Architecture is the first decision. Everything else follows from it.
The best engineering teams think in systems before they think in code. They design the relationships between things — the data flows, the ownership boundaries, the failure surfaces — before a single line is written. Architecture first.
Software tooling has never reflected this. It was built to manage code after it exists, not to reason about structure while it's being designed. AI made this worse: models that infer architecture from raw files, agents that guess at dependencies, tools that treat your system as text to be processed rather than a structure to be understood.
NEAT starts from the architecture. A live semantic graph of your whole stack — code, infrastructure, runtime — that your tools and agents operate against directly. Not a diagram. Not a dashboard. A queryable model of how your system actually works.
What this
looks like
Before NEAT generates a single line of IaC, it models the node. What does this service own. What does it call. What calls it. What breaks if it fails. The architecture is the spec — code and infrastructure emit from it, not the other way around.

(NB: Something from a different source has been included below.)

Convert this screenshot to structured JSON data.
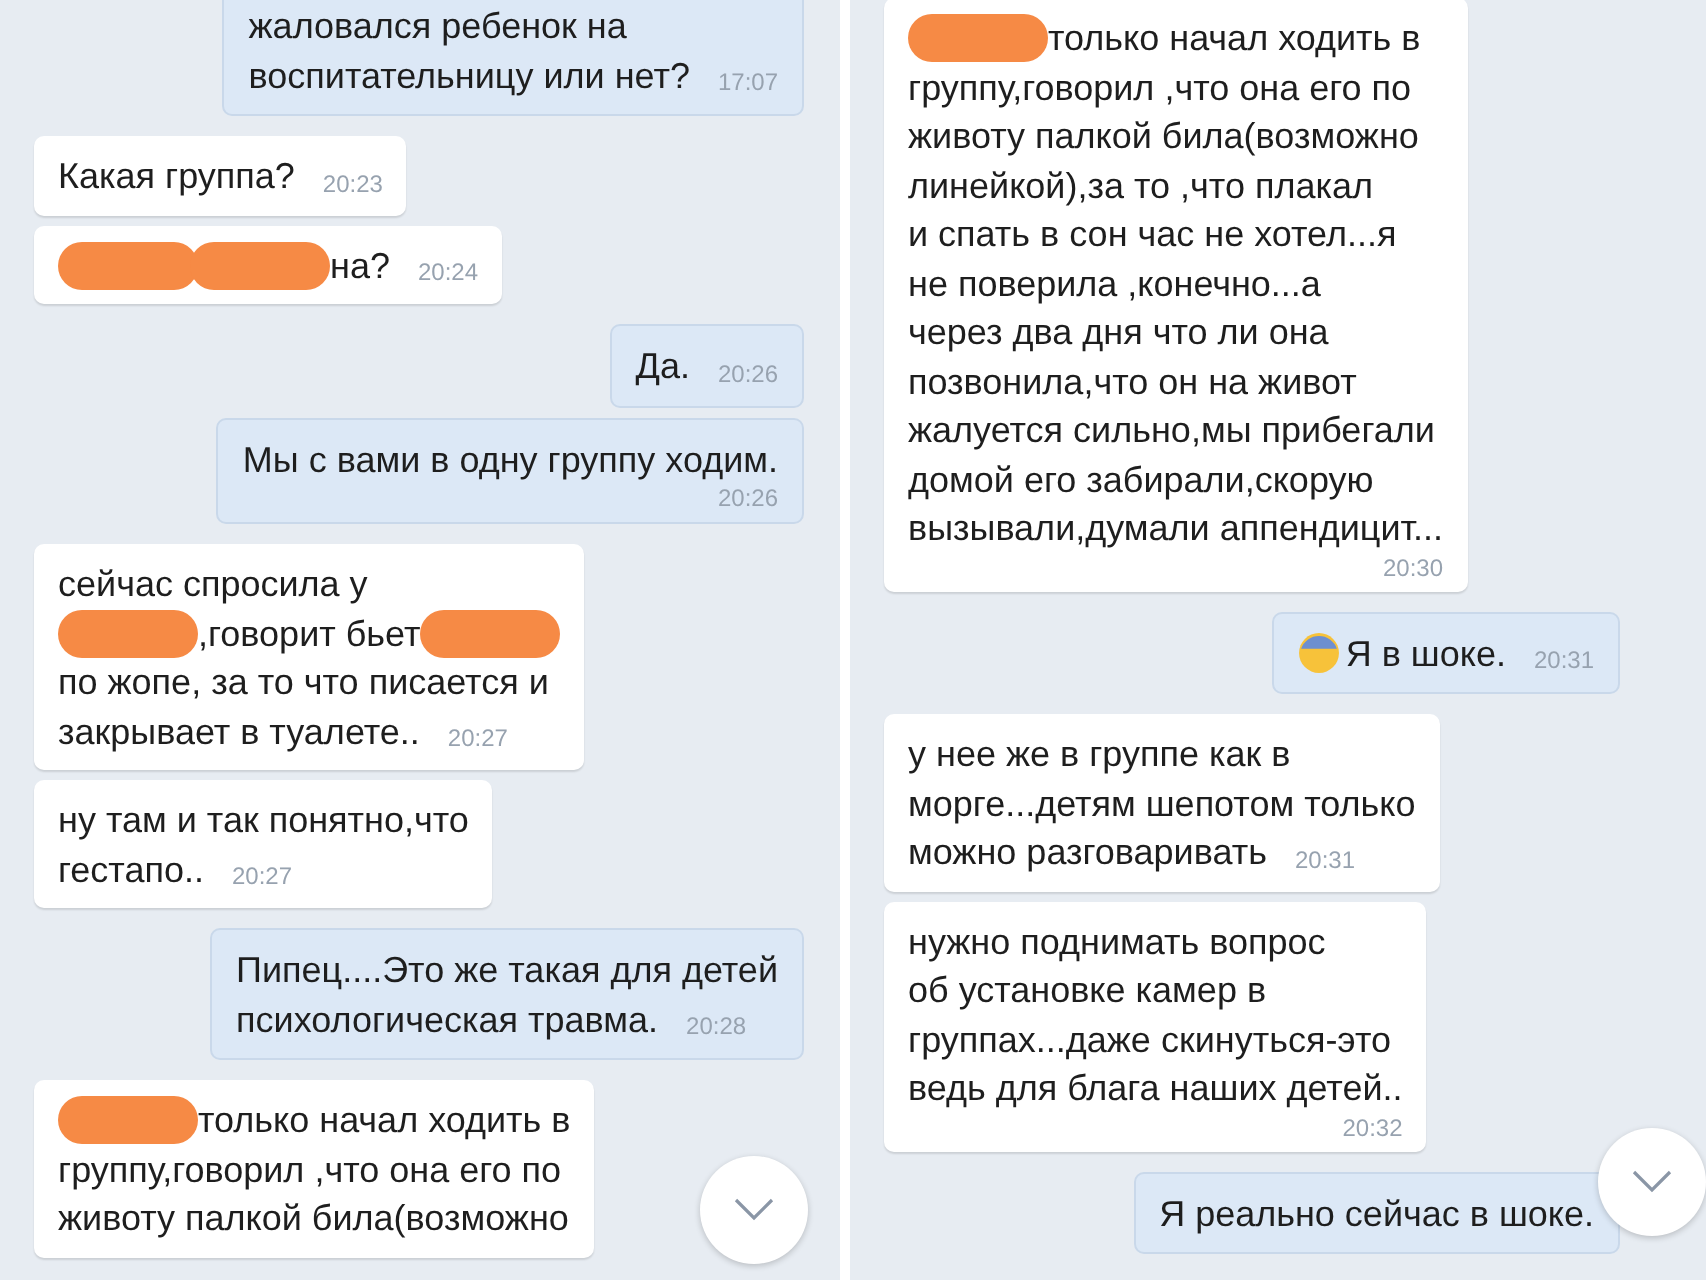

Most systems only understand failure after it happens. NEAT makes blast radius queryable at design time. Before a deploy, before a refactor, before a dependency is added — get_blast_radius() runs against the live graph and tells you exactly what's at risk.
Infrastructure as Code drifts because it lives outside the system it describes. NEAT generates IaC from the graph and detects drift bidirectionally. If Terraform is edited outside NEAT, the graph flags it. The architecture is always the source of truth.
An agent that infers architecture from raw files is guessing. An agent running against a live semantic graph knows. NEAT gives agents structural tools over a model that updates on every file save — so autonomous remediation, policy enforcement, and code generation work from ground truth, not inference.
What we're
building
Built from static code analysis and live runtime telemetry. Not a diagram. Not a dashboard. Every service, database, data flow, and dependency — updated on every file save, queryable at any point in time.
A language built specifically for the graph. Query it, assert policies against it, script traversals across it. Feels like TypeScript. Thinks like Cypher. Runs in Rust. Scripts live in your repo alongside your code.
Every production error is linked to the graph node that caused it, with the full execution history attached. Replay any failure in isolation. Test a fix against the original trace before it ships. No more root-causing from log lines.
The CLI exposes the graph as an MCP server. Agents get real structural tools: get_blast_radius(), get_dependencies(), query_graph(), get_incident_history(). No more asking a model to infer your architecture from raw files.
neat-lang and neat-core are open. The graph engine and NeatScript runtime are the foundation. Built in Rust. Extend them, embed them, build on top of them.